Gita menggelengkan kepala tak habis pikir mendengar jawaban saya. “You truly are masochist,”ucapnya sambil memeluk bantal kursi yang barusan saya lempar lalu menatap tajam ke arah saya.
…
“Well, maybe I am,” ucap saya menyerah.
Gita menggeser duduknya ke sofa di sebelah saya. Sambil memegang tangan saya dia berkata lembut, “kalau lo segitu sayangnya sama Arya, kenapa nggak pernah bilang sama dia?”
Saya tersenyum hambar. “Bukan begitu jalannya untuk gue dan Arya. Kita berdua merasa nyaman saat bersama dan rasa itu yang membuat kita menjalin hubungan tanpa ikatan. Tanpa rasa saling memiliki, tapi saling membutuhkan satu sama lain.”
“Tapi mau sampai kapan lo terus dibayang-bayangi sosok Arya, Sha?” tanya Gita dengan sabar. “Arya udah memilih pendampingnya, lo sendiri juga sebentar lagi akan menikah. Jadi berhentilah hidup di masa lalu.”
Saya menggigit bibir lalu menghela napas pendek sebelum mengulang kalimat yang sama yang sudah saya ucapkan sebelumnya. “I need a closure, Git.”
“How? Ketemuan sama Arya? Jujur tentang perasaan lo ke dia? Would it be a closure for you?”
Saya menggelengkan kepala. “If I say England would be my closure, will you called me crazy?”
“Of course not,” jawab Gita sambil tersenyum tipis. “You’re insane,” sambungnya pedas.
Jakarta, Stadion Gelora Bung Karno setelah pertandingan Liverpool FC Pre-Season Tour selesai.
Kopites (sebutan untuk fans Liverpool FC) mulai beranjak meninggalkan kursinya sementara Arya masih terhenyak di tempat duduknya. Dia masih saja menggeleng-gelengkan kepala, seakan tidak mempercayai penglihatannya sendiri. Entah untuk keberapa kalinya dia kembali mengucapkan kalimat yang sama. "I’ve just watched Steven Gerrard played in front of me! God, this can’t be real!”
Saya tersenyum simpul melihat semangat Arya yang masih meluap-luap. Sejak menempati kursinya Arya tidak dapat duduk tenang, dia menyanyikan anthem You’ll Never Walk Alone sampai tenggorokannya kering, melompat-lompat riang seperti anak kecil kebanyakan gula, serta bersorak paling keras saat melihat berbagai manuver yang dilancarkan pemain Liverpool. Arya seakan berada di dimensi yang berbeda dengan saya. Dia tengah tenggelam dalam dunia yang begitu dicintainya.

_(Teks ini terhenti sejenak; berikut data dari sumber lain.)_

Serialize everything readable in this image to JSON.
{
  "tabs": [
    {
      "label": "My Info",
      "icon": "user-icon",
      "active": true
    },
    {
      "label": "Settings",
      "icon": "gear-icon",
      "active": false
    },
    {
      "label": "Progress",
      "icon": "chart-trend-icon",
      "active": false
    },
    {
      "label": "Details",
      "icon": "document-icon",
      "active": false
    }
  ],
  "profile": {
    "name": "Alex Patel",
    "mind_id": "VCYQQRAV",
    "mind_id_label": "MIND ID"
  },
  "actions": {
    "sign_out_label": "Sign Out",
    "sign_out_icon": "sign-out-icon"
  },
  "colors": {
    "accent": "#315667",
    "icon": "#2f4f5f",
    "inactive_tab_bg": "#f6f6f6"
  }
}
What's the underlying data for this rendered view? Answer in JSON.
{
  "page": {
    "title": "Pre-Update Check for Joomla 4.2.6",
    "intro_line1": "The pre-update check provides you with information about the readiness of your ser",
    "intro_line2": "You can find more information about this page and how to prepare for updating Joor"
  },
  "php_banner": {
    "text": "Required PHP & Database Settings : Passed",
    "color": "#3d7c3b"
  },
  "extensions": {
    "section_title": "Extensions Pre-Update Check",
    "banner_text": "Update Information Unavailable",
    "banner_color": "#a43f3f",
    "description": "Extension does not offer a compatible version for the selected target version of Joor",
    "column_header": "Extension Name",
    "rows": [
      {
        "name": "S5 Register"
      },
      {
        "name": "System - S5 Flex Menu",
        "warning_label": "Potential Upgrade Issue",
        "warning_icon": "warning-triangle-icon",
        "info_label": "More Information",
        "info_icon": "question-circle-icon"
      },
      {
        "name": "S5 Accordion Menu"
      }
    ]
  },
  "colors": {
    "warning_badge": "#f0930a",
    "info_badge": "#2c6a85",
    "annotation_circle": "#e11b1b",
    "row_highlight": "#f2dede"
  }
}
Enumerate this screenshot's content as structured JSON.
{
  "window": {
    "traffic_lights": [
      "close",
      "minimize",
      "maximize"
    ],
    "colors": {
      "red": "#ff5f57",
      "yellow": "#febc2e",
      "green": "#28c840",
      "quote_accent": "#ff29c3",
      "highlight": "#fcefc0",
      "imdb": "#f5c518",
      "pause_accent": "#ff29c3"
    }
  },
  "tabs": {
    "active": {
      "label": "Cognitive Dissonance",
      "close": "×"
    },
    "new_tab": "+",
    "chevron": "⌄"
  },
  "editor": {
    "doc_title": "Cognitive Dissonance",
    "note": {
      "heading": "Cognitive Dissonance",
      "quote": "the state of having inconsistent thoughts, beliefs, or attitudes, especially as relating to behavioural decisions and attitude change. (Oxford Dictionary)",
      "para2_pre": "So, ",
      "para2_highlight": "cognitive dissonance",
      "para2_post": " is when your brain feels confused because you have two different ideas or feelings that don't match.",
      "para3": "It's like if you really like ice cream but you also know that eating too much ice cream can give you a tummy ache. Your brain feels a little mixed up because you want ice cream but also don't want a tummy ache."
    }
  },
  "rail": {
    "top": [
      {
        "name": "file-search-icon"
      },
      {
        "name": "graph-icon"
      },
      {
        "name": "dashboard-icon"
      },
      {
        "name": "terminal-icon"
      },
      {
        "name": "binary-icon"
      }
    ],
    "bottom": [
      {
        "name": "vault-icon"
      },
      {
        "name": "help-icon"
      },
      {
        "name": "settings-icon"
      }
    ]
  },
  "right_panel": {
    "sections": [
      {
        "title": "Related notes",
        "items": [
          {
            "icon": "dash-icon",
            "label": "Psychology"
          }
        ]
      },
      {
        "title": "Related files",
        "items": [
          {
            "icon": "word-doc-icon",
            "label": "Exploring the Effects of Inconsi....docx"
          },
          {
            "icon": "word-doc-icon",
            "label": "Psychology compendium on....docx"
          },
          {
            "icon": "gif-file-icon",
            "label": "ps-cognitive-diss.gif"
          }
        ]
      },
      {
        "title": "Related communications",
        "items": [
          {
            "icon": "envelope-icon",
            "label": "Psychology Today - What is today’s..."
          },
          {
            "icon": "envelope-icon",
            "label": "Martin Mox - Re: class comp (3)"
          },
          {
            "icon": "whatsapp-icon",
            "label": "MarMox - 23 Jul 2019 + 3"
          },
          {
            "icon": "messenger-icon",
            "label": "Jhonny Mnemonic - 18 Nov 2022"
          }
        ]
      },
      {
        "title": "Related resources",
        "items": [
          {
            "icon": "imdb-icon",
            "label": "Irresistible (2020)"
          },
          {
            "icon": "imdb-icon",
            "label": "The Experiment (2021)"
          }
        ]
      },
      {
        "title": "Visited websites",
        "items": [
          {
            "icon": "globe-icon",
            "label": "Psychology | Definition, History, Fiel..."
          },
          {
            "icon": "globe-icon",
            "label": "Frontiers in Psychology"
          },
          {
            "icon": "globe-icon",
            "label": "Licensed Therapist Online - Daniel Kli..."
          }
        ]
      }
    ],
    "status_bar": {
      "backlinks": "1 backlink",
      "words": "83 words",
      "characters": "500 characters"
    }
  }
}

“Makasih tiketnya ya, Sha. Nggak nyangka kamu bisa dapet posisi sebagus ini, must be very expensive ya?” kata Arya sambil merangkul bahu saya lalu mengecup kening saya sekilas.
“No problemo mister,” ucap saya tersenyum tak kalah lebar.
“Walau belum bisa ‘naik haji’ ke Anfield dan nonton Liverpool langsung disana, LFC tour malem ini cukup memuaskan.” Mata Arya bersinar senang dan sebuah senyum lebar tersungging di wajahnya. “Suatu hari nanti aku harus nonton mereka langsung di Anfield. Pokoknya, sebelum aku mati, aku harus pergi ke Anfield.”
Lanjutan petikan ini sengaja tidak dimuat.